N.W.A. is the first hip-hop act in the Hall of Fame to hail from the West Coast, where the group emerged at the forefront of the gangsta rap genre that produced dark tales of street life.

Kendrick Lamar, the introspective 28-year-old rapper from N.W.A.'s home of Compton, California, was scheduled to introduce the group.

It was selected after its fourth nomination, which came in the glow of the Hollywood biopic "Straight Outta Compton."

N.W.A. -- which stands for "Niggaz With Attitudes" -- stunned much of white America in 1988 with "Fuck Tha Police," a no-holds-barred indictment of white officers' treatment of young African Americans.

Ice Cube, who moved on to a successful solo career, said that N.W.A. would appear at the ceremony with Dr. Dre, who went on to become a multimillionaire Apple executive and skipped a one-off reunion last year.

But Ice Cube said the group would not perform together because organizers did not cooperate over logistics.

In the spirit of N.W.A., dozens of protesters picketed outside the Barclays Center with the sign "Straight Outta Brooklyn," accusing the arena of worsening gentrification that has forced low-income families out of their homes.

The Barclays Center, in which Brooklyn-bred rap mogul Jay-Z was an early investor, opened in 2012 and is home to the Brooklyn Nets basketball team.

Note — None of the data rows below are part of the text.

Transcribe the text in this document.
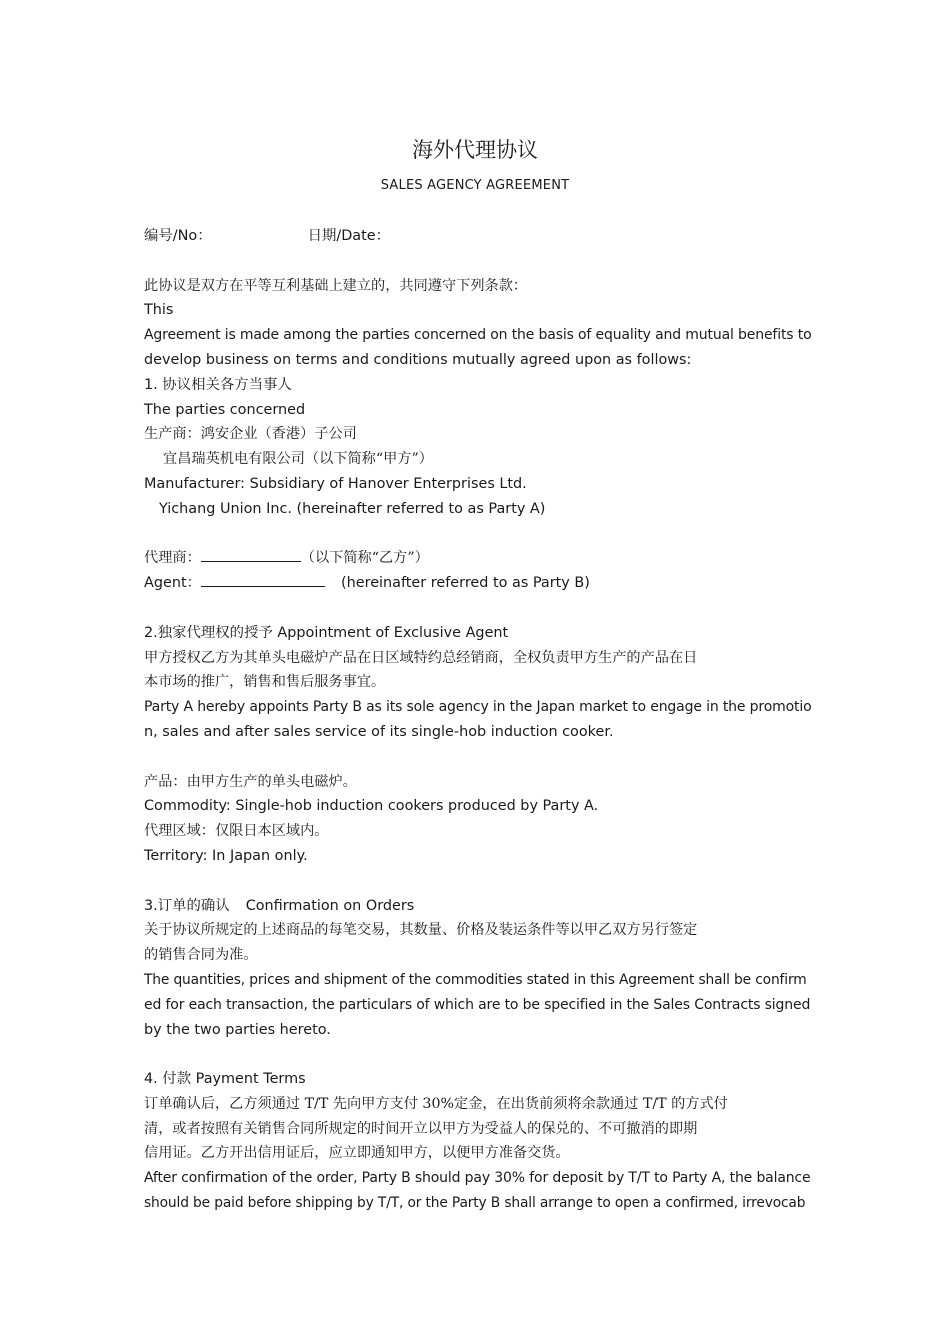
海外代理协议
SALES AGENCY AGREEMENT
编号/No：	日期/Date：
此协议是双方在平等互利基础上建立的，共同遵守下列条款：
This
Agreement is made among the parties concerned on the basis of equality and mutual benefits to
develop business on terms and conditions mutually agreed upon as follows:
1. 协议相关各方当事人
The parties concerned
生产商：鸿安企业（香港）子公司
宜昌瑞英机电有限公司（以下简称“甲方”）
Manufacturer: Subsidiary of Hanover Enterprises Ltd.
Yichang Union Inc. (hereinafter referred to as Party A)
代理商：	（以下简称“乙方”）
Agent：	(hereinafter referred to as Party B)
2.独家代理权的授予 Appointment of Exclusive Agent
甲方授权乙方为其单头电磁炉产品在日区域特约总经销商，全权负责甲方生产的产品在日
本市场的推广，销售和售后服务事宜。
Party A hereby appoints Party B as its sole agency in the Japan market to engage in the promotio
n, sales and after sales service of its single-hob induction cooker.
产品：由甲方生产的单头电磁炉。
Commodity: Single-hob induction cookers produced by Party A.
代理区域：仅限日本区域内。
Territory: In Japan only.
3.订单的确认 Confirmation on Orders
关于协议所规定的上述商品的每笔交易，其数量、价格及装运条件等以甲乙双方另行签定
的销售合同为准。
The quantities, prices and shipment of the commodities stated in this Agreement shall be confirm
ed for each transaction, the particulars of which are to be specified in the Sales Contracts signed
by the two parties hereto.
4. 付款 Payment Terms
订单确认后，乙方须通过 T/T 先向甲方支付 30%定金，在出货前须将余款通过 T/T 的方式付
清，或者按照有关销售合同所规定的时间开立以甲方为受益人的保兑的、不可撤消的即期
信用证。乙方开出信用证后，应立即通知甲方，以便甲方准备交货。
After confirmation of the order, Party B should pay 30% for deposit by T/T to Party A, the balance
should be paid before shipping by T/T, or the Party B shall arrange to open a confirmed, irrevocab
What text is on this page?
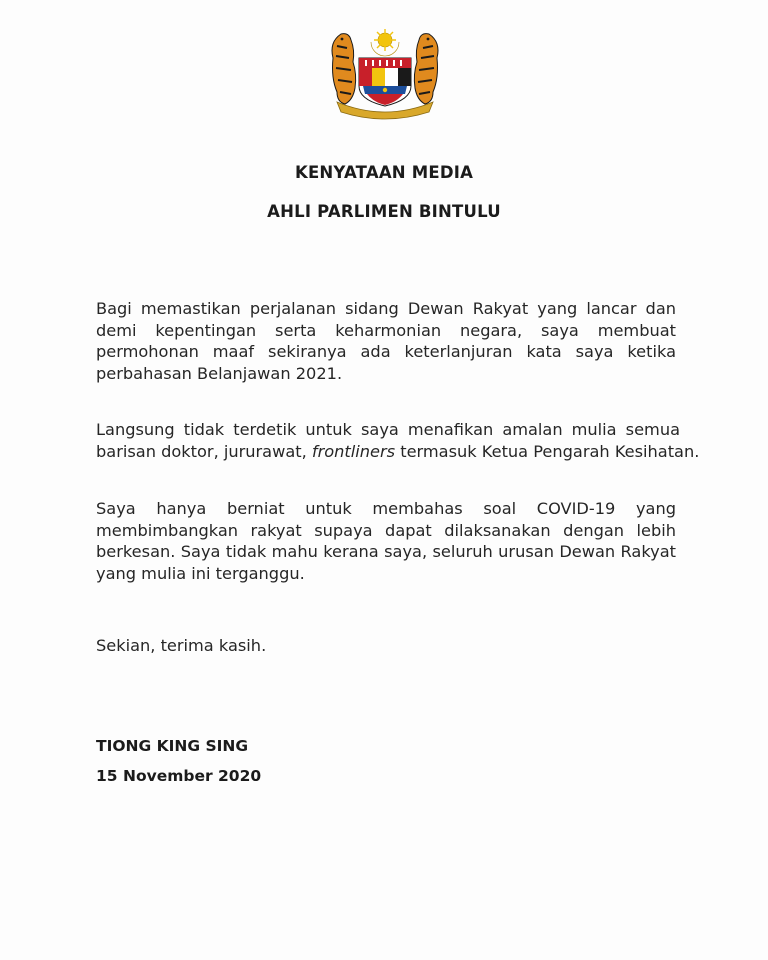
KENYATAAN MEDIA
AHLI PARLIMEN BINTULU
Bagi memastikan perjalanan sidang Dewan Rakyat yang lancar dan
demi kepentingan serta keharmonian negara, saya membuat
permohonan maaf sekiranya ada keterlanjuran kata saya ketika
perbahasan Belanjawan 2021.
Langsung tidak terdetik untuk saya menafikan amalan mulia semua
barisan doktor, jururawat, frontliners termasuk Ketua Pengarah Kesihatan.
Saya hanya berniat untuk membahas soal COVID-19 yang
membimbangkan rakyat supaya dapat dilaksanakan dengan lebih
berkesan. Saya tidak mahu kerana saya, seluruh urusan Dewan Rakyat
yang mulia ini terganggu.
Sekian, terima kasih.
TIONG KING SING
15 November 2020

- Rifts in veteran bands -

Deep Purple is the last in the trio of foundational British hard-rock acts to enter the Hall of Fame after Led Zeppelin and Black Sabbath.

But the induction will not mark a reunion with guitarist Ritchie Blackmore, who is responsible for one of rock's most memorable opening lines with the heavy but bluesy riff in "Smoke on the Water."

Singer Ian Gillan said the Hall of Fame event would have been the only chance for a reunion. Blackmore, who left the band in 1993, said he was staying away because the current Deep Purple did not want him.

Gillan hinted that Blackmore was welcome but that he should not perform as a sign of respect to more recent band members who were not included in the induction.

Chicago, who adapted the jazz heritage of the band's namesake city to become soft rock chart-toppers, is performing without singer Peter Cetera, who left in 1985 to pursue a solo career and said he failed to work out arrangements with the Hall of Fame.

Rob Thomas of rockers Matchbox Twenty will introduce Chicago. The 44-year-old said he grew up listening to the band and knew "if I pulled out a Chicago record, I was going to get laid in high school."

Thomas said he appreciated the variety of artists being honored in 2016, dismissing criticism by some diehard rockers that rappers such as N.W.A. do not belong in the Hall of Fame.

"Rock and roll is not sunglasses and a leather jacket, it's a state of mind," he told reporters.

Garage rockers The Black Keys were set to induct Steve Miller, who was born in Wisconsin but soaked up San Francisco's cultural mix in the 1960s.

Miller mixed blues and jazz with roots Americana and won commercial success with his 1973 song "The Joker."

He still plays regularly at age 72 and devotes much of his time to guiding the musical instrument collection at the Metropolitan Museum of Art in New York.